A supplier of automation equipment for the Xiaomi factory said there were dozens of former Tesla employees working inside the plant. “Tesla is like the Whampoa military academy of EVs,” he said, referring to the 1920s training camp for the Chinese forces that would eventually unite the country. Similarly, Apple also recruited Tesla talent from Silicon Valley in the early days of its car project.

A Xiaomi spokesperson said the company received 30,000 CVs from people with experience at major car manufacturers shortly after announcing its EV business, with 3,000 engineers now on staff at the unit.

Lei began his career as a programmer in college in the central Chinese city of Wuhan. In 1989, together with an older former student, he launched his first product: encryption software sold on a floppy disk.

His next company, started in a local hotel room, sold computers and software as well as printing and photocopying services. “As the business grew in different directions, it became increasingly difficult to make money,” he recalled during a recent Xiaomi event.

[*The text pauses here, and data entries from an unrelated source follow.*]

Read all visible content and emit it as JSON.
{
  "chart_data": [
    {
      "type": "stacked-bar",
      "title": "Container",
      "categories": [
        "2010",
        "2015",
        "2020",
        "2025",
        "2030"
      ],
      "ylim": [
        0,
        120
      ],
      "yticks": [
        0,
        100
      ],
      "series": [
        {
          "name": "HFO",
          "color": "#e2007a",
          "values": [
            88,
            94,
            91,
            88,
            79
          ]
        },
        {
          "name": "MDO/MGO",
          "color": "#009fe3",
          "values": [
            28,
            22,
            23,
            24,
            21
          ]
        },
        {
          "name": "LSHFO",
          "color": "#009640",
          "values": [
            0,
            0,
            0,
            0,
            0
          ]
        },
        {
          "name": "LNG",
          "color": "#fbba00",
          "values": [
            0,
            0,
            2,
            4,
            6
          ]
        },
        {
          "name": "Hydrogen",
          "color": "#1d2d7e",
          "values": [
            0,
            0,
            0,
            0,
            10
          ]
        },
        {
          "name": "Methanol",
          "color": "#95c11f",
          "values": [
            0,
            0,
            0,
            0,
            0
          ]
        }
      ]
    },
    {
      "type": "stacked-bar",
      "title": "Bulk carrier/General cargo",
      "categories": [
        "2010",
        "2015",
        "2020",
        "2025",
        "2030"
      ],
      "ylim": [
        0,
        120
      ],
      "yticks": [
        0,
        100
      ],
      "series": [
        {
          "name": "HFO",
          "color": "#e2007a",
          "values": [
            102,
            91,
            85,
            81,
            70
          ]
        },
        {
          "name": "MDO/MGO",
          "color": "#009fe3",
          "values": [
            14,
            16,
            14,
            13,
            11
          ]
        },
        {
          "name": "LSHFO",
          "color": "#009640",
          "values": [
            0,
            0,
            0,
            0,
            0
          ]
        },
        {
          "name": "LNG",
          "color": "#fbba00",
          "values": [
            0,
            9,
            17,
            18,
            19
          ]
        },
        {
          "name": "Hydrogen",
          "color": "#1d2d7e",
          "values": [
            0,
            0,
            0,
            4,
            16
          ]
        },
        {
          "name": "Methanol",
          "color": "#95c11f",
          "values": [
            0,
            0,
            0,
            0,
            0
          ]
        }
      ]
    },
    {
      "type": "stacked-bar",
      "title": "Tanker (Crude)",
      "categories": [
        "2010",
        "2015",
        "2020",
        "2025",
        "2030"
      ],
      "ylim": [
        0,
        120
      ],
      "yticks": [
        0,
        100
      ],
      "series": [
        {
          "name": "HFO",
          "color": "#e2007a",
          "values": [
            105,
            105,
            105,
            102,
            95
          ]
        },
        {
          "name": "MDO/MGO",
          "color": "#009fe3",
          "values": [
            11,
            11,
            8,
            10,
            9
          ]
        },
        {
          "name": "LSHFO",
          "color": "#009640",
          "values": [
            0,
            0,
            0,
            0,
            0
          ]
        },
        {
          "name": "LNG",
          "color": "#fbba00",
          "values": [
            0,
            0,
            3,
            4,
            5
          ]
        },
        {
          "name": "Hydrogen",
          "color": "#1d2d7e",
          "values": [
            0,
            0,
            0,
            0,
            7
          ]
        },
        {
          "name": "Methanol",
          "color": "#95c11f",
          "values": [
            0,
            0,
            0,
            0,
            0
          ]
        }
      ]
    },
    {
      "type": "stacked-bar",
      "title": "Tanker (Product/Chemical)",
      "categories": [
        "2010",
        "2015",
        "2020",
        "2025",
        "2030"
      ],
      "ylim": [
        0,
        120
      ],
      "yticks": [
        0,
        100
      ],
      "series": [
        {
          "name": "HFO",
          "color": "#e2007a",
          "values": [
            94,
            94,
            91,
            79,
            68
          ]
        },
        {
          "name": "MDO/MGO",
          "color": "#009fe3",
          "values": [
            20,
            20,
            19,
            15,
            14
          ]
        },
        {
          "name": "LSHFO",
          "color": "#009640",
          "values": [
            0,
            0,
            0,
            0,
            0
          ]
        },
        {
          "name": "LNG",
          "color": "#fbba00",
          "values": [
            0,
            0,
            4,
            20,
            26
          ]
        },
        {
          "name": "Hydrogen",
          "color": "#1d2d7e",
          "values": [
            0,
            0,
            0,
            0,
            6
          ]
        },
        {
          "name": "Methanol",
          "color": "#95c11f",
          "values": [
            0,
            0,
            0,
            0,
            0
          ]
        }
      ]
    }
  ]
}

Eventually, he became head of Kingsoft, a Chinese software maker that produces productivity tools similar to Microsoft Office. He continues to hold a 23% stake in the company, which is listed in Hong Kong and valued at HK$31 billion ($4 billion).

Three years after Jobs launched the first iPhone in 2007, Lei assembled a team to build a smartphone with similar features. Xiaomi devices have become known for their high-quality specifications and affordable prices. Heavily promoted by Lei, they quickly gained a legion of fans.

But the image of being a valuable player has been difficult to overcome. Lei has repeatedly tried to make premium phones, but has failed to find many buyers at prices close to Apple’s.

This has left Xiaomi selling high-quality products on razor-thin margins: the group’s profit margin was 6.4% last year, compared to Apple’s 26%. Investors value the group at just under $50 billion, or about one-fiftieth of Apple’s market capitalization.

Frank He, technology analyst at HSBC Qianhai Securities, said Xiaomi makes about half of its profits from services sold to users, especially from the group’s app store in China, which replaces the country’s banned Google Play store.

He said he expected Xiaomi’s cars to be sold at a loss over the next two years as the automaker grew, but that eventually the group would make a small profit on each car sold and profit from services sold to drivers.

“President Lei wanted to have a new growth engine with a larger addressable market,” he said. “Xiaomi’s unique advantage is brand power. It is both in China and outside China.”

Christoph Weber, general manager of engineering software company AutoForm, worked with Xiaomi’s car unit in Shanghai and said Lei seemed ready to repeat his success by starting with a high-quality car.

“They think like a technology company, not like a traditional automotive company,” he said.